Pomimo całej tej mocno abstrakcyjnej otoczki, historia opowiadana w D4 broni się całkiem nieźle. Tytułowe D4 odnosi się do kilku rzeczy. Przede wszystkim chodzi o literę D, którą odnaleźć Davidowi Youngowi, prywatnemu detektywowi i protagoniście cierpiącemu na amnezję, kazała jego umierająca żona. Toteż naszym celem w grze jest odnalezienie prawdopodobnego mordercy o imieniu rozpoczynającym się na D. Jak to robimy? Rozmawiamy z ludźmi, zbieramy poszlaki, bardzo dużo jemy (każda akcja zmniejsza naszą staminę, natomiast jedzenie ją odnawia), ale to nie wszystko. D4 odnosi się również do czwartego wymiaru – czasu. David Young potrafi bowiem przenosić się w czasie, o ile posiada tzw. „memento” związane z danym wydarzeniem. Umiejętność ta jest jego głównym narzędziem do rozwikłania zagadki. Brzmi zaskakująco normalnie? Przenosi się w czasie przez kibel. Dziękuję. Dobranoc.

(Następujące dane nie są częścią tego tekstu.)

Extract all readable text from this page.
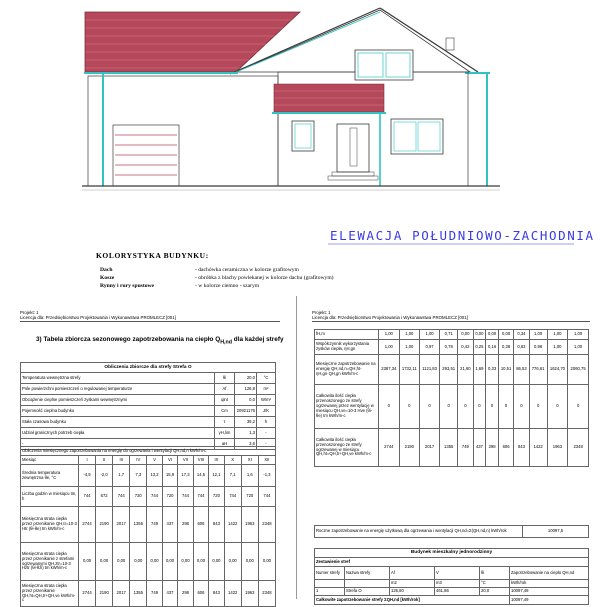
ELEWACJA POŁUDNIOWO-ZACHODNIA
KOLORYSTYKA BUDYNKU:
Dach	- dachówka ceramiczna w kolorze grafitowym
Kosze	- obróbka z blachy powlekanej w kolorze dachu (grafitowym)
Rynny i rury spustowe	- w kolorze ciemno - szarym
Projekt: 1
Licencja dla: Przedsiębiorstwo Projektowania i Wykonawstwa PROMLECZ [001]
3) Tabela zbiorcza sezonowego zapotrzebowania na ciepło $Q_{H,nd}$ dla każdej strefy
Obliczenia zbiorcze dla strefy Strefa O			
Temperatura wewnętrzna strefy	θi	20,0	°C
Pole powierzchni pomieszczeń o regulowanej temperaturze	Af	126,8	m²
Obciążenie cieplne pomieszczeń zyskami wewnętrznymi	qint	0,0	W/m²
Pojemność cieplna budynku	Cm	20921176	J/K
Stała czasowa budynku	τ	39,2	h
Udział granicznych potrzeb ciepła	γH,lim	1,3	-
-	aH	3,6	-
Obliczenia miesięcznego zapotrzebowania na energię do ogrzewania i wentylacji QH,nd,n kWh/m-c												
Miesiąc	I	II	III	IV	V	VI	VII	VIII	IX	X	XI	XII
Średnia temperatura zewnętrzna θe, °C	-4,9	-2,0	1,7	7,3	13,2	15,9	17,3	14,5	12,1	7,1	1,6	-1,3
Liczba godzin w miesiącu tm, h	744	672	744	720	744	720	744	744	720	744	720	744
Miesięczna strata ciepła przez przenikanie QH,tr=10-3 Htr (θi-θe) tm kWh/m-c	2744	2190	2017	1355	749	437	298	606	843	1422	1963	2348
Miesięczna strata ciepła przez przenikanie z strefami ogrzewanymi QH,ztr=10-3 Hztr (θi-θzi) tm kWh/m-c	0,00	0,00	0,00	0,00	0,00	0,00	0,00	0,00	0,00	0,00	0,00	0,00
Miesięczna strata ciepła przez przenikanie QH,ht=QH,tr+QH,ve kWh/m-c	2744	2190	2017	1355	749	437	298	606	843	1422	1963	2348
Projekt: 1
Licencja dla: Przedsiębiorstwo Projektowania i Wykonawstwa PROMLECZ [001]
fH,m	1,00	1,00	1,00	0,71	0,00	0,00	0,00	0,00	0,34	1,00	1,00	1,00
Współczynnik wykorzystania zysków ciepła, ηH,gn	1,00	1,00	0,97	0,78	0,42	0,25	0,16	0,36	0,63	0,96	1,00	1,00
Miesięczne zapotrzebowanie na energię QH,nd,n=QH,ht-ηH,gn·QH,gn kWh/m-c	2367,34	1732,11	1121,83	293,51	21,60	1,69	0,33	10,51	86,53	776,61	1624,70	2060,75
Całkowita ilość ciepła przenoszonego ze strefy ogrzewanej przez wentylację w miesiącu QH,ve=10-3 Hve (θi-θe) tm kWh/m-c	0	0	0	0	0	0	0	0	0	0	0	0
Całkowita ilość ciepła przenoszonego ze strefy ogrzewanej w miesiącu QH,ht=QH,tr+QH,ve kWh/m-c	2744	2190	2017	1355	749	437	298	606	843	1422	1963	2348
Roczne zapotrzebowanie na energię użytkową dla ogrzewania i wentylacji QH,nd=Σ(QH,nd,n) kWh/rok	10097,5
Budynek mieszkalny jednorodzinny					
Zestawienie stref					
Numer strefy	Nazwa strefy	Af	V	θi	Zapotrzebowanie na ciepło QH,nd
		m2	m3	°C	kWh/rok
1	Strefa O	126,80	461,86	20,0	10097,49
Całkowite zapotrzebowanie strefy ΣQH,nd [kWh/rok]					10097,49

Niemniej, śledzi się to przyjemnie nawet pomimo okropnie napisanych dialogów i jeszcze gorszej gry aktorskiej. Żadna z konwersacji nie brzmi naturalnie, a raczej przypomina coś kosmicznego. Chcę winę za to zwalić na tłumaczy z japońskiego, ale tego też nigdy nie można być pewnym. Natomiast aktorzy już mogą mieć wymówkę, że tekst był nienaturalny, stąd ich kiepska gra. Często miałem wrażenie, że rozmawiające ze sobą postacie gadają do siebie, albo są w innym wymiarze, bo ich reakcje na komentarz rozmówcy były kompletnie z czapy. No, i jest jeszcze wielki murzyn z nożem i widelcem, który mówi b a r d z o   p o w o l u t k u ,  ż e   a ż   m o ż n a   u s n ą ć. Taka to jest ta gra właśnie. Z jednej strony jestem zły, że opowieść jest urwana i kontynuacji nie będzie (Twórca poinformował, że opowieść nie będzie kontynuowana, więc nigdy nie poznamy rozwiązania zagadki), ale z drugiej trochę cieszę się, że nie będę musiał w to grać.